Im Zusammenspiel mit höheren Erträgen, die insbesondere die Trader im Aktiengeschäft einspielten, und einer höheren Nachfrage nach Finanzierungen für den Wertpapierhandel von Hedgefonds und anderen institutionellen Kunden trug dies dazu bei, dass die Erlöse über die Bank hinweg zum Vorjahr um 15% auf 14,58 Mrd. Dollar anzogen. Analysten hatten laut dem Datendienst Factset im Konsens lediglich mit 13,58 Mrd. Dollar gerechnet. Der Nettogewinn zog um 22% auf 3,72 Mrd. Dollar an, dies entsprach auf verwässerter Basis 10,91 Dollar pro Aktie – zuvor waren Schätzungen über 9,69 Dollar herumgereicht worden.

Am Dienstag hatten bereits die Universalbanken J.P. Morgan und Citigroup höhere Erlöse aus dem Trading und Investment Banking verkündet. Laut Jamie Dimon, CEO des erstgenannten Hauses, habe die Dealmaking-Aktivität im abgelaufenen, von handels- und fiskalpolitischen Turbulenzen geprägten Quartal „langsam begonnen, dann aber an Momentum gewonnen, als sich die Stimmung an den Märkten aufhellte“. Jeremy Barnum, Finanzchef des Branchenprimus, mutmaßte angesichts des Anstiegs der Gebühreneinnahmen, dass „Marktteilnehmer mit der Unsicherheit zu leben beginnen und Transaktionen trotzdem durchziehen“. Goldman-CEO David Solomon betonte, Wirtschaft und Märkte reagierten sogar „positiv auf das im Wandel befindliche politische Umfeld“.

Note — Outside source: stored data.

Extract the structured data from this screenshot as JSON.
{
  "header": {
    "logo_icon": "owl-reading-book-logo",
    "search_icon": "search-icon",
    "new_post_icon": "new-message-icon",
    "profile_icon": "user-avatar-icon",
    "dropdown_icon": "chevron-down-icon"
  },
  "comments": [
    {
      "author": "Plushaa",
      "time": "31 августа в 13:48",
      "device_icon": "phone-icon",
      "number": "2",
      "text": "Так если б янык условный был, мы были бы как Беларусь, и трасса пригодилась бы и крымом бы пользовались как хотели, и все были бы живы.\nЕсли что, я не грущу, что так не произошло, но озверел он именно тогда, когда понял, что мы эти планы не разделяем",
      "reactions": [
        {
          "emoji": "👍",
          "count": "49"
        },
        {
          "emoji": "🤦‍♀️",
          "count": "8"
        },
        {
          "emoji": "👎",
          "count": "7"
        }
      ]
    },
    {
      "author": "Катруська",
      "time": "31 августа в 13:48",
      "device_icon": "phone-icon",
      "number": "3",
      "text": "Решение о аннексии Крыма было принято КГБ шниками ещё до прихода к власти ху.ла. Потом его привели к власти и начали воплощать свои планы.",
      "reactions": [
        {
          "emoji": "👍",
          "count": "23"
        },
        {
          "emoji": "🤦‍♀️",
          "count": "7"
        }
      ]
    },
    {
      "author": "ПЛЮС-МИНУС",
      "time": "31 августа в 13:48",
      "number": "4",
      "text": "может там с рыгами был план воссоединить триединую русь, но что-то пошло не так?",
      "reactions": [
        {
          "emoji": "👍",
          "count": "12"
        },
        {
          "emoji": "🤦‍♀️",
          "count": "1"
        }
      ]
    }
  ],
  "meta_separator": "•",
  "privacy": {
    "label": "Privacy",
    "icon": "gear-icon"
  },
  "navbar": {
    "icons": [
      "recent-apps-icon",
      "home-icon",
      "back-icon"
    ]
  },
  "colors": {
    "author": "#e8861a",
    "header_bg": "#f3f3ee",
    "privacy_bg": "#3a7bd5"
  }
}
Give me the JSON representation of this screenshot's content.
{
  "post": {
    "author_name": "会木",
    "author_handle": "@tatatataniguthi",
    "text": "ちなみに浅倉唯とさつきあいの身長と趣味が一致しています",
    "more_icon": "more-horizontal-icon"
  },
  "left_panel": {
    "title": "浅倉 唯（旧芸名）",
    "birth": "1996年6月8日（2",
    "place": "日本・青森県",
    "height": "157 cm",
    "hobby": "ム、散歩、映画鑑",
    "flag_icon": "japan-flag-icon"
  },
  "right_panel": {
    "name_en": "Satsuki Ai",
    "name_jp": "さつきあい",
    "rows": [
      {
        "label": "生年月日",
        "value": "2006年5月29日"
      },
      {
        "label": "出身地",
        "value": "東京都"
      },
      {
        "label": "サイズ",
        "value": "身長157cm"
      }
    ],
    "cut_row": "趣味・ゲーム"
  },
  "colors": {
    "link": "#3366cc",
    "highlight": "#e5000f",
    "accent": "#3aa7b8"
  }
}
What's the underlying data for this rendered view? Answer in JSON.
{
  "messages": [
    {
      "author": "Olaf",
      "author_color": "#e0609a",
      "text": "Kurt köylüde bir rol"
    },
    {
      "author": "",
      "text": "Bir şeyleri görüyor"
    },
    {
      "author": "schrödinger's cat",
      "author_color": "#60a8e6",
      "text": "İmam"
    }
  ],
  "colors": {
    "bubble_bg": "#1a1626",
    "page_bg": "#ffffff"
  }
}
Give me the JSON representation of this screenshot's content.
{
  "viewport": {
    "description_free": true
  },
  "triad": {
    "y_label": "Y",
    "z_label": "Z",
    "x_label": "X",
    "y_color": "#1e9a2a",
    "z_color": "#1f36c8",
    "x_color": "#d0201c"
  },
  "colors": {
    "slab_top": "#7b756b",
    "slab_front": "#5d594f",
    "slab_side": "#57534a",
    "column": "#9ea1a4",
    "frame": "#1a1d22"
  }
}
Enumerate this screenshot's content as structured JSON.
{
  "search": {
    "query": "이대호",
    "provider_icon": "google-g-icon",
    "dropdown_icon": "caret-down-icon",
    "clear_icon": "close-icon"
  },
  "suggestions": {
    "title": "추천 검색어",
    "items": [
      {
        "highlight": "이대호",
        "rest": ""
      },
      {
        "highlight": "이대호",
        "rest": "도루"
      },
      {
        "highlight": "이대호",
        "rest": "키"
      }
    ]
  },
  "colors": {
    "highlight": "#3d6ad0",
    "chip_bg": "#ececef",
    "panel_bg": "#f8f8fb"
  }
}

Mit dem Stablecoin-Anbieter Circle Internet, dem Raumfahrtunternehmen Voyager Technologies und dem Mobile-Banking-Dienstleister Chime Financial haben sich seit Anfang Juni mehrere Adressen auf das New Yorker Parkett gewagt, deren Börsengänge Investoren schon länger erwartet hatten. Sie alle stießen auf rege Investorennachfrage und legten starke Debüts hin. Die Ticketplattform Stubhub und dem schwedischen „Buy Now, Pay Later“-Anbieter Klarna, die im März ihre IPO-Prospekte bei der US-Börsenaufsicht SEC einreichten, stehen bereits in den Startlöchern.
Morgan Stanley fällt ab
Die Ergebnisse von Morgan Stanley und Bank of America trüben das Bild indes etwas. Bei der traditionell schärfsten Goldman-Rivalin mussten die Trader den Dealmakern erneut unter die Arme greifen, nachdem sich sowohl die Einnahmen aus der Dealberatung als auch die Erlöse aus dem Anleihe-Underwriting schwächer entwickelten. Der Vorsteuergewinn der institutionellen Wertpapiersparte legte in der Folge nur minimal auf 2,1 Mrd. Dollar zu. Beim nach Bilanzsumme zweitgrößten amerikanischen Geldhaus gingen die Erlöse im Global Banking zum Vorjahr um 6% auf 5,69 Mrd. Dollar zurück, der Überschuss der Division rutschte von zuvor 2,12 auf 1,7 Mrd. Dollar ab – wobei auch höhere Rückstellungen für faule Kredite zur Belastung wurden.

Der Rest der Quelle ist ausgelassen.